Struggle and Mutual Aid: The Age of Worker Solidarity

Regular price $ 29.99

by Nicolas Delalande, translated by Anthony Roberts

Other Press

1/31/2023, hardcover

SKU: 9781635420104

 

A dynamic historian revisits the workers' internationals, whose scope and significance are commonly overlooked.

In current debates about globalization, open and borderless elites are often set in opposition to the immobile and protectionist working classes. This view obscures a major historical fact: for around a century--from the 1860s to the 1970s--worker movements were at the cutting edge of internationalism.

The creation in London of the International Workingmen's Association in 1864 was a turning point. What would later be called the "First International" aspired to bring together European and American workers across languages, nationalities, and trades. It was a major undertaking in a context marked by opening borders, moving capital, and exploding inequalities.

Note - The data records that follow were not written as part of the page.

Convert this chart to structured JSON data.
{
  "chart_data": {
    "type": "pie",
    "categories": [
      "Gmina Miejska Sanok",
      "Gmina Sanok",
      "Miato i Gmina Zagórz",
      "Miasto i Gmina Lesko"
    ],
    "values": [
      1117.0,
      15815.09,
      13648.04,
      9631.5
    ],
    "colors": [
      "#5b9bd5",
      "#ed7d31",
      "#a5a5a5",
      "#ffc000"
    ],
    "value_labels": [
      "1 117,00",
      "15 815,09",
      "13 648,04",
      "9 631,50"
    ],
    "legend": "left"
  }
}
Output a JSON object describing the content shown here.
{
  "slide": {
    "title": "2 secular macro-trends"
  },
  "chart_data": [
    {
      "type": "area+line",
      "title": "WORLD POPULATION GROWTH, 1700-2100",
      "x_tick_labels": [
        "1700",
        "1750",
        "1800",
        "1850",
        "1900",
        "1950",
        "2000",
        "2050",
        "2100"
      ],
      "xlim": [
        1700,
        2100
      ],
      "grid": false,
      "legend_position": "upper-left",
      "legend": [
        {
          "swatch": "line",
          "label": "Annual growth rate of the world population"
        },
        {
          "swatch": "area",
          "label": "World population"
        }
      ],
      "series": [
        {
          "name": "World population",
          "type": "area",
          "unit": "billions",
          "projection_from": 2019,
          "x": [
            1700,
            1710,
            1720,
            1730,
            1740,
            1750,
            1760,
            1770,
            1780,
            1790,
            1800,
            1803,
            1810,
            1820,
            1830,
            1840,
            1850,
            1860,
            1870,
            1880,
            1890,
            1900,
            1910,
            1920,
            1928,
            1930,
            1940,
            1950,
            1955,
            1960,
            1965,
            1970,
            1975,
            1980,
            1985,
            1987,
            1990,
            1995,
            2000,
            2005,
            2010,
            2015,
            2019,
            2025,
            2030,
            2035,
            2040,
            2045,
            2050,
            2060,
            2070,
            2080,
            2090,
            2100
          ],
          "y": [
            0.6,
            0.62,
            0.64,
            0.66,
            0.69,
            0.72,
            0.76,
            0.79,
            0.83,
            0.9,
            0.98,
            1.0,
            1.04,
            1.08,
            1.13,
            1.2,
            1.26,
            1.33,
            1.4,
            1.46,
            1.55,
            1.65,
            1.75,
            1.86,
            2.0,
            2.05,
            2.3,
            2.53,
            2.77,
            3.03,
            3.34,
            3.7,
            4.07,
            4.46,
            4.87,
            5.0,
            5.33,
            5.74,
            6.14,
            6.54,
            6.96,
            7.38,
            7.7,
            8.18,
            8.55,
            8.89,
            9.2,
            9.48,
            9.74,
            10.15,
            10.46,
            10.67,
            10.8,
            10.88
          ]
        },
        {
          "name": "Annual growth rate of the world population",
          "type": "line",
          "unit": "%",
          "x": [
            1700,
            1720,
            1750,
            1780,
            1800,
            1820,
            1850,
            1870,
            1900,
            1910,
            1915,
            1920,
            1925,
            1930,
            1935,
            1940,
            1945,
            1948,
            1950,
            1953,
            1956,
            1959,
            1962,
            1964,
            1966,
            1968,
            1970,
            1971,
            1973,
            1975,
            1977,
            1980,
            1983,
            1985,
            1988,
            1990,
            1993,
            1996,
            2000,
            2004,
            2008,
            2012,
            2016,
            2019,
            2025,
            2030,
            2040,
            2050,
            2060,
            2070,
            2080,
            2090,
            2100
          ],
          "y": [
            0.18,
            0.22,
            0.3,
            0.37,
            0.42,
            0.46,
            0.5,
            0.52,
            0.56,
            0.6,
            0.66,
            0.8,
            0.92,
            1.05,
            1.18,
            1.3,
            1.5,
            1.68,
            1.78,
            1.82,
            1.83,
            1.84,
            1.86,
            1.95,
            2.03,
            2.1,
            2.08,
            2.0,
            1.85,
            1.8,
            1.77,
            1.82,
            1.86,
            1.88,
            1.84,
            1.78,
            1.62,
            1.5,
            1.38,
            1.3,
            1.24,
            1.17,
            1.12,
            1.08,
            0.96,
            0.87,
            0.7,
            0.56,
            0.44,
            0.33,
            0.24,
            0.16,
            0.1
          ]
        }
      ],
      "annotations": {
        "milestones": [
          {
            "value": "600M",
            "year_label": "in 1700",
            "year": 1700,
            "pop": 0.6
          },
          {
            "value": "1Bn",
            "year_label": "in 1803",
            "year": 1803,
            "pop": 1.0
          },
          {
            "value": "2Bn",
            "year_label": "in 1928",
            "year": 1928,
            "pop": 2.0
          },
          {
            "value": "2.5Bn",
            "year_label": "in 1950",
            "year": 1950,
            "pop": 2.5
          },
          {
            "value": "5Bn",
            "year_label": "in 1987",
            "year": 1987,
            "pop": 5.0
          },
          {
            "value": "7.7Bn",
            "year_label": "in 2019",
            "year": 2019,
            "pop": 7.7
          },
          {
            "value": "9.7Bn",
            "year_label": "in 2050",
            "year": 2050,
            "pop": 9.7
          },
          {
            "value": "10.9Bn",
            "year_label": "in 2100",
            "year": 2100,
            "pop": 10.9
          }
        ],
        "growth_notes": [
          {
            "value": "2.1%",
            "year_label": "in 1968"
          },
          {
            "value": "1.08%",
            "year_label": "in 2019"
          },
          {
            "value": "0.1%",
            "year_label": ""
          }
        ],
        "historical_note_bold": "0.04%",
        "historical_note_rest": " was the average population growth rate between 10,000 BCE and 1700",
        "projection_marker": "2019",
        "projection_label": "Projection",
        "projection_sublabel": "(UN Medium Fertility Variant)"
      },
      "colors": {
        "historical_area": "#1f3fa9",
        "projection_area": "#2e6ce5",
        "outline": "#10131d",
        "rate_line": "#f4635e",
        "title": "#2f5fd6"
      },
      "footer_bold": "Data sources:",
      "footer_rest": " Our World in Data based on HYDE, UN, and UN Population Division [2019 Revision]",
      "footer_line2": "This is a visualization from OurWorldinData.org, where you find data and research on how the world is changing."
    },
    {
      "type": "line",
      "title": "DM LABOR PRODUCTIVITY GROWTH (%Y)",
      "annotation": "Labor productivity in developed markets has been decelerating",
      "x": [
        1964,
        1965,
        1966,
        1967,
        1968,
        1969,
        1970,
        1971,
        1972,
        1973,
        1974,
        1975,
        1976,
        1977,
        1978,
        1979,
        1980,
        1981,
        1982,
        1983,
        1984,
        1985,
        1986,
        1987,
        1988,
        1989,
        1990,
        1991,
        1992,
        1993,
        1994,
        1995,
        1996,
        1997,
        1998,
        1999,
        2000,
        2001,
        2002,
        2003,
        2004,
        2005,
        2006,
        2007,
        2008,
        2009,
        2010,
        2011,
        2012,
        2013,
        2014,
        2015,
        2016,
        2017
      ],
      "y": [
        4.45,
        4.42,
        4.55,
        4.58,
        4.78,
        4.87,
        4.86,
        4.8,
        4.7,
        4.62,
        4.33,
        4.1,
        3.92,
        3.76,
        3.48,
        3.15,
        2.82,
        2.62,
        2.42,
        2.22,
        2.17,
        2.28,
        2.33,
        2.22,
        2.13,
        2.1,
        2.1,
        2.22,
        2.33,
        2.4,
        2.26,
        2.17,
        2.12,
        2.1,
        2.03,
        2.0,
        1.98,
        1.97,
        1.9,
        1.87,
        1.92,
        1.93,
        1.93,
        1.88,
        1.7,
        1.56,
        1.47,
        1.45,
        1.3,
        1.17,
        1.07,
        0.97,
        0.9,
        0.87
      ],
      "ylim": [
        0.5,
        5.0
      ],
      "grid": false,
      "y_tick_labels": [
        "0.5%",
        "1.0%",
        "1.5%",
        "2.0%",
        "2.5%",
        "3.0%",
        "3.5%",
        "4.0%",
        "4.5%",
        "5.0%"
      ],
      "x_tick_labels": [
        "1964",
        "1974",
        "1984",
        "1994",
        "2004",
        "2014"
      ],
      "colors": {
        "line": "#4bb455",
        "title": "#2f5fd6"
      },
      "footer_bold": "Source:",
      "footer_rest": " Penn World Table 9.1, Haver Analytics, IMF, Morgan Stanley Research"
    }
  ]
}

In this urgent, engaging work, historian Nicolas Delalande explores how international worker solidarity developed, what it accomplished in the nineteenth and twentieth centuries, and why it collapsed over the past fifty years, to the point of disappearing from our memories.

Reviews:

"A fascinating book about globalization, internationalism, and wealth redistribution between 1870 and 1914, with lots of lessons for the twenty-first century. When trade and capital flows go global, worker solidarity and political mobilization need to do the same and invent new forms of transnational organizations. A must-read." -- Thomas Piketty, international bestselling author of Capital in the Twenty-First Century

"A persuasive reinterpretation of a period of labor activism often viewed as 'chaotic, conflictual, and contradictory.'" -- Publishers Weekly

"We throw around the word 'solidarity' today without understanding its history or even its meaning. Delalande has provided us with a much-needed guide to the history of solidarity. This critically important history of international solidarity efforts reminds us that we must know the past to be effective activists today. The translation of this book into English should be celebrated on the left. Everyone interested in the history of the workers' struggle must read this book." -- Erik Loomis, author of A History of America in Ten Strikes

About the Contributors:

Nicolas Delalande is an associate professor of history at the Centre d'Histoire de Sciences Po and editor in chief of La Vie des Idées, an online magazine. He is the author of Les Batailles de l'impôt: Consentement et résistances de 1789 à nos jours and a coeditor, with Patrick Boucheron, et al, of Histoire mondiale de la France and, with Nicolas Barreyre, of A World of Public Debts: A Political History.

Anthony Roberts is a freelance writer, journalist, poet, and prize-winning translator. He currently lives in France.